Uit voorgaande wettelijk kader blijkt glashelder dat na conversie en vermenigvuldiging met minstens 41 werknemers, men altijd uitkomt bij een minimumstraf(!) die hoger is dan het equivalent van 5 jaar gevangenisstraf, nl. 120.000 euro, dat de maximumgrens omvat om aan een rechtspersoon de gunst van het uitstel te kunnen verlenen.

Hoewel het Grondwettelijk Hof, onder voorbehoud van kennelijk verkeerde lezing door de verwijzende rechter[8],  de in het geding zijnde bepaling moet beoordelen in de interpretatie van die laatste, merkt het op dat er ook bij een andere berekeningswijze een probleem rijst. In die alternatieve berekeningswijze[9] vertrekt het Grondwettelijk Hof van de minimum en de maximum geldboete op het feit. Deze worden dan vermenigvuldigd met het aantal werknemers (41):

  • (artikel 41bis Sw.) de minimum geldboete voor de rechtspersoon mag niet lager zijn dan de geldboete voor de natuurlijke persoon en de maximumgeldboete mag niet lager zijn dan het dubbele van het maximum van de geldboete voor de natuurlijke persoon;
  • Dat geeft als minimumboete 600 x 41 werknemers = 24.600 euro en als maximumboete (6.000 x 41 = 246.000 x 2[10]= 492.000 euro)

Ook in die hypothese ontstaat er een ongelijkheid met de natuurlijke persoon omdat die laatste gelet op de maximumstraf van 3 jaar gevangenisstraf, ongeacht de hoogte van de geldboete en het aantal werknemers waarmee die wordt vermenigvuldigd, steeds in aanmerking komt voor een uitstel (artikel 8, § 1 wet van 29 juni 1964).

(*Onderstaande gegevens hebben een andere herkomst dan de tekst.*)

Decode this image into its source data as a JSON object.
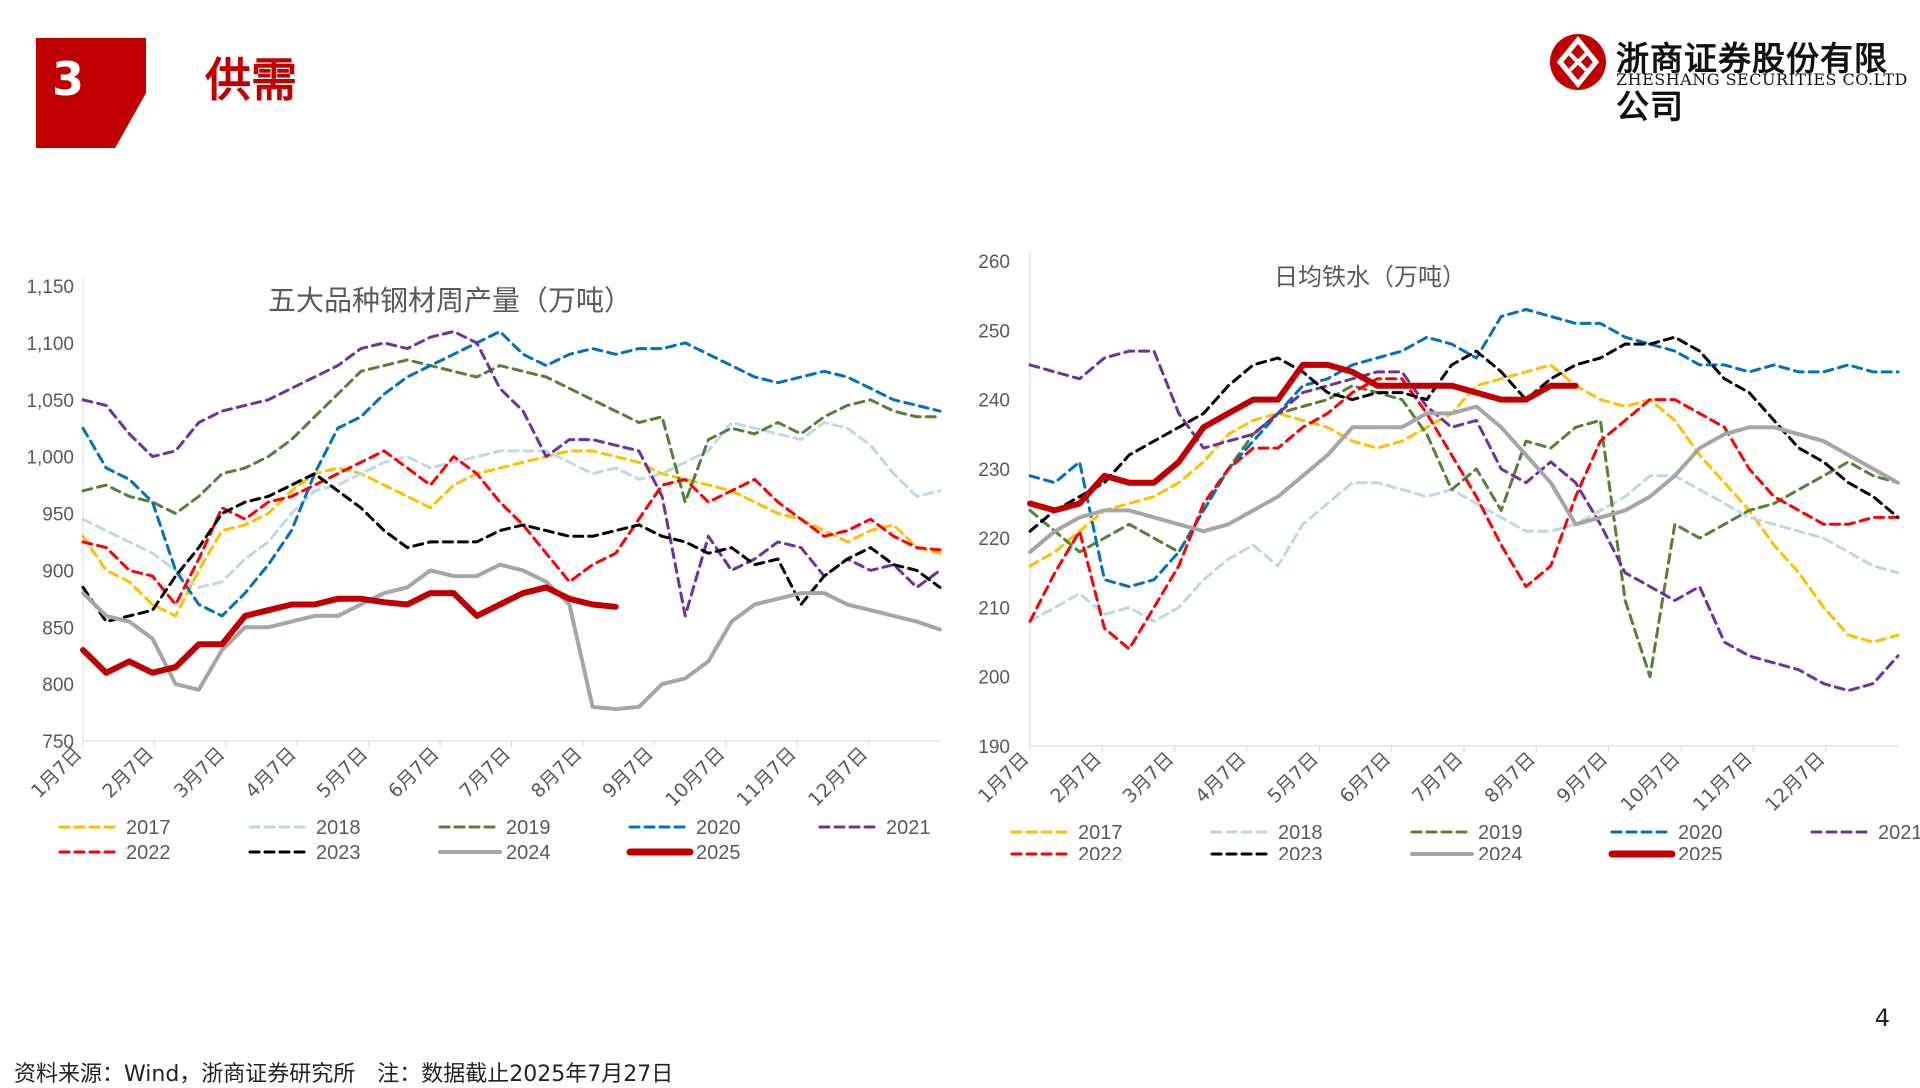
{
  "header": {
    "section_number": "3",
    "section_title": "供需",
    "company_cn": "浙商证券股份有限公司",
    "company_en": "ZHESHANG SECURITIES CO.LTD"
  },
  "page_number": "4",
  "source_note": "资料来源：Wind，浙商证券研究所　注：数据截止2025年7月27日",
  "colors": {
    "brand_red": "#c00000",
    "2017": "#ffc000",
    "2018": "#bdd7ee",
    "2019": "#548235",
    "2020": "#0070c0",
    "2021": "#7030a0",
    "2022": "#ff0000",
    "2023": "#000000",
    "2024": "#a6a6a6",
    "2025": "#c00000"
  },
  "chart_data": [
    {
      "type": "line",
      "title": "五大品种钢材周产量（万吨）",
      "x_ticks": [
        "1月7日",
        "2月7日",
        "3月7日",
        "4月7日",
        "5月7日",
        "6月7日",
        "7月7日",
        "8月7日",
        "9月7日",
        "10月7日",
        "11月7日",
        "12月7日"
      ],
      "ylim": [
        750,
        1150
      ],
      "y_ticks": [
        "750",
        "800",
        "850",
        "900",
        "950",
        "1,000",
        "1,050",
        "1,100",
        "1,150"
      ],
      "legend_order": [
        "2017",
        "2018",
        "2019",
        "2020",
        "2021",
        "2022",
        "2023",
        "2024",
        "2025"
      ],
      "series": [
        {
          "name": "2017",
          "style": "dashed",
          "values": [
            930,
            900,
            890,
            870,
            860,
            900,
            935,
            940,
            950,
            970,
            985,
            990,
            985,
            975,
            965,
            955,
            975,
            985,
            990,
            995,
            1000,
            1005,
            1005,
            1000,
            995,
            985,
            980,
            975,
            970,
            960,
            950,
            945,
            935,
            925,
            935,
            940,
            920,
            915
          ]
        },
        {
          "name": "2018",
          "style": "dashed",
          "values": [
            945,
            935,
            925,
            915,
            900,
            885,
            890,
            910,
            925,
            950,
            970,
            975,
            985,
            995,
            1000,
            990,
            995,
            1000,
            1005,
            1005,
            1005,
            995,
            985,
            990,
            980,
            985,
            995,
            1005,
            1030,
            1025,
            1020,
            1015,
            1030,
            1025,
            1010,
            985,
            965,
            970
          ]
        },
        {
          "name": "2019",
          "style": "dashed",
          "values": [
            970,
            975,
            965,
            960,
            950,
            965,
            985,
            990,
            1000,
            1015,
            1035,
            1055,
            1075,
            1080,
            1085,
            1080,
            1075,
            1070,
            1080,
            1075,
            1070,
            1060,
            1050,
            1040,
            1030,
            1035,
            960,
            1015,
            1025,
            1020,
            1030,
            1020,
            1035,
            1045,
            1050,
            1040,
            1035,
            1035
          ]
        },
        {
          "name": "2020",
          "style": "dashed",
          "values": [
            1025,
            990,
            980,
            960,
            900,
            870,
            860,
            880,
            905,
            935,
            985,
            1025,
            1035,
            1055,
            1070,
            1080,
            1090,
            1100,
            1110,
            1090,
            1080,
            1090,
            1095,
            1090,
            1095,
            1095,
            1100,
            1090,
            1080,
            1070,
            1065,
            1070,
            1075,
            1070,
            1060,
            1050,
            1045,
            1040
          ]
        },
        {
          "name": "2021",
          "style": "dashed",
          "values": [
            1050,
            1045,
            1020,
            1000,
            1005,
            1030,
            1040,
            1045,
            1050,
            1060,
            1070,
            1080,
            1095,
            1100,
            1095,
            1105,
            1110,
            1100,
            1060,
            1040,
            1000,
            1015,
            1015,
            1010,
            1005,
            965,
            860,
            930,
            900,
            910,
            925,
            920,
            895,
            910,
            900,
            905,
            885,
            900
          ]
        },
        {
          "name": "2022",
          "style": "dashed",
          "values": [
            925,
            920,
            900,
            895,
            870,
            910,
            955,
            945,
            960,
            965,
            975,
            985,
            995,
            1005,
            990,
            975,
            1000,
            985,
            960,
            940,
            915,
            890,
            905,
            915,
            945,
            975,
            980,
            960,
            970,
            980,
            960,
            945,
            930,
            935,
            945,
            930,
            920,
            918
          ]
        },
        {
          "name": "2023",
          "style": "dashed",
          "values": [
            885,
            855,
            860,
            865,
            895,
            920,
            950,
            960,
            965,
            975,
            985,
            970,
            955,
            935,
            920,
            925,
            925,
            925,
            935,
            940,
            935,
            930,
            930,
            935,
            940,
            930,
            925,
            915,
            920,
            905,
            910,
            870,
            895,
            910,
            920,
            905,
            900,
            885
          ]
        },
        {
          "name": "2024",
          "style": "solid",
          "values": [
            880,
            860,
            855,
            840,
            800,
            795,
            830,
            850,
            850,
            855,
            860,
            860,
            870,
            880,
            885,
            900,
            895,
            895,
            905,
            900,
            890,
            870,
            780,
            778,
            780,
            800,
            805,
            820,
            855,
            870,
            875,
            880,
            880,
            870,
            865,
            860,
            855,
            848
          ]
        },
        {
          "name": "2025",
          "style": "bold",
          "values": [
            830,
            810,
            820,
            810,
            815,
            835,
            835,
            860,
            865,
            870,
            870,
            875,
            875,
            872,
            870,
            880,
            880,
            860,
            870,
            880,
            885,
            875,
            870,
            868
          ]
        }
      ]
    },
    {
      "type": "line",
      "title": "日均铁水（万吨）",
      "x_ticks": [
        "1月7日",
        "2月7日",
        "3月7日",
        "4月7日",
        "5月7日",
        "6月7日",
        "7月7日",
        "8月7日",
        "9月7日",
        "10月7日",
        "11月7日",
        "12月7日"
      ],
      "ylim": [
        190,
        260
      ],
      "y_ticks": [
        "190",
        "200",
        "210",
        "220",
        "230",
        "240",
        "250",
        "260"
      ],
      "legend_order": [
        "2017",
        "2018",
        "2019",
        "2020",
        "2021",
        "2022",
        "2023",
        "2024",
        "2025"
      ],
      "series": [
        {
          "name": "2017",
          "style": "dashed",
          "values": [
            216,
            218,
            221,
            224,
            225,
            226,
            228,
            231,
            235,
            237,
            238,
            237,
            236,
            234,
            233,
            234,
            236,
            238,
            242,
            243,
            244,
            245,
            242,
            240,
            239,
            240,
            237,
            232,
            228,
            224,
            219,
            215,
            210,
            206,
            205,
            206
          ]
        },
        {
          "name": "2018",
          "style": "dashed",
          "values": [
            208,
            210,
            212,
            209,
            210,
            208,
            210,
            214,
            217,
            219,
            216,
            222,
            225,
            228,
            228,
            227,
            226,
            227,
            225,
            223,
            221,
            221,
            222,
            224,
            226,
            229,
            229,
            227,
            225,
            223,
            222,
            221,
            220,
            218,
            216,
            215
          ]
        },
        {
          "name": "2019",
          "style": "dashed",
          "values": [
            224,
            221,
            218,
            220,
            222,
            220,
            218,
            224,
            230,
            235,
            238,
            239,
            240,
            242,
            241,
            240,
            235,
            227,
            230,
            224,
            234,
            233,
            236,
            237,
            211,
            200,
            222,
            220,
            222,
            224,
            225,
            227,
            229,
            231,
            229,
            228
          ]
        },
        {
          "name": "2020",
          "style": "dashed",
          "values": [
            229,
            228,
            231,
            214,
            213,
            214,
            218,
            224,
            230,
            234,
            238,
            242,
            243,
            245,
            246,
            247,
            249,
            248,
            246,
            252,
            253,
            252,
            251,
            251,
            249,
            248,
            247,
            245,
            245,
            244,
            245,
            244,
            244,
            245,
            244,
            244
          ]
        },
        {
          "name": "2021",
          "style": "dashed",
          "values": [
            245,
            244,
            243,
            246,
            247,
            247,
            238,
            233,
            234,
            235,
            238,
            241,
            242,
            243,
            244,
            244,
            239,
            236,
            237,
            230,
            228,
            231,
            228,
            222,
            215,
            213,
            211,
            213,
            205,
            203,
            202,
            201,
            199,
            198,
            199,
            203
          ]
        },
        {
          "name": "2022",
          "style": "dashed",
          "values": [
            208,
            215,
            221,
            207,
            204,
            210,
            216,
            225,
            230,
            233,
            233,
            236,
            238,
            241,
            243,
            243,
            238,
            232,
            226,
            219,
            213,
            216,
            226,
            234,
            237,
            240,
            240,
            238,
            236,
            230,
            226,
            224,
            222,
            222,
            223,
            223
          ]
        },
        {
          "name": "2023",
          "style": "dashed",
          "values": [
            221,
            224,
            226,
            228,
            232,
            234,
            236,
            238,
            242,
            245,
            246,
            244,
            241,
            240,
            241,
            241,
            240,
            245,
            247,
            244,
            240,
            243,
            245,
            246,
            248,
            248,
            249,
            247,
            243,
            241,
            237,
            233,
            231,
            228,
            226,
            223
          ]
        },
        {
          "name": "2024",
          "style": "solid",
          "values": [
            218,
            221,
            223,
            224,
            224,
            223,
            222,
            221,
            222,
            224,
            226,
            229,
            232,
            236,
            236,
            236,
            238,
            238,
            239,
            236,
            232,
            228,
            222,
            223,
            224,
            226,
            229,
            233,
            235,
            236,
            236,
            235,
            234,
            232,
            230,
            228
          ]
        },
        {
          "name": "2025",
          "style": "bold",
          "values": [
            225,
            224,
            225,
            229,
            228,
            228,
            231,
            236,
            238,
            240,
            240,
            245,
            245,
            244,
            242,
            242,
            242,
            242,
            241,
            240,
            240,
            242,
            242
          ]
        }
      ]
    }
  ]
}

Het Grondwettelijk Hof besluit dan ook tot een ongerechtvaardigd verschil in behandeling tussen rechtspersonen en natuurlijke personen. Hoewel het antwoord van het Grondwettelijk Hof enkel bindend is voor de verwijzende rechter, zullen andere rechtscolleges in afwachting van wijzigingen door de wetgever wellicht grondwetsconform oordelen en wel de gunst van het uitstel toestaan wanneer daarvoor gegronde redenen bestaan.

 

Tot slot dient nog opgemerkt dat als het van de Commissie voor de hervorming van het strafrecht afhangt, het conversiemechanisme dan zal verdwijnen. De auteurs van het voorstel van voorontwerp van boek I van het strafwetboek stellen voor om met het oog op vereenvoudiging te voorzien in een rechtstreekse regeling van de op rechtspersonen toepasselijk straffen.[11] Die lijn is doorgetrokken in de thans voorliggende wetsvoorstellen.[12] Dit heeft wellicht als gevolg dat ook de straffen in het Sociaal strafwetboek onder de loep zullen moeten worden genomen.

© Patrick Waeterinckx

 

[1] GwH 84/2022, 23 juni 2022.

[2] B.4.2.2.

[3] Zijn de maximumstraf ook bij een sanctieniveau 4 in het sociaal strafwetboek.

[4] B.4.2.3.

[5] B.4.2.4.

[6] B.17.

[7] B.15.

[8] Wat hier niet het geval was, cf. B.3.4.

[9] B.3.3.

[10] dubbele van het maximum van de geldboete voor de natuurlijke persoon.

[11] J. ROZIE en D. VANDERMEERSCH, Commissie voor de hervorming van het strafrecht. Voorstel van voorontwerp van boek I van het strafwetboek, Brugge, die Keure, 2016, p. 116-120; Parl.St. Kamer 2019, nr. 55-0417/1, 138-148; Parl.St. Kamer 2019-20, nr. 55-1011/1, 116-125.

[12] Cf. artikel 39-44 (Parl.St. Kamer 2019, nr. 55-0417/1, 849-853; Parl.St. Kamer 2019-20, nr. 55-1011/1, 14-19).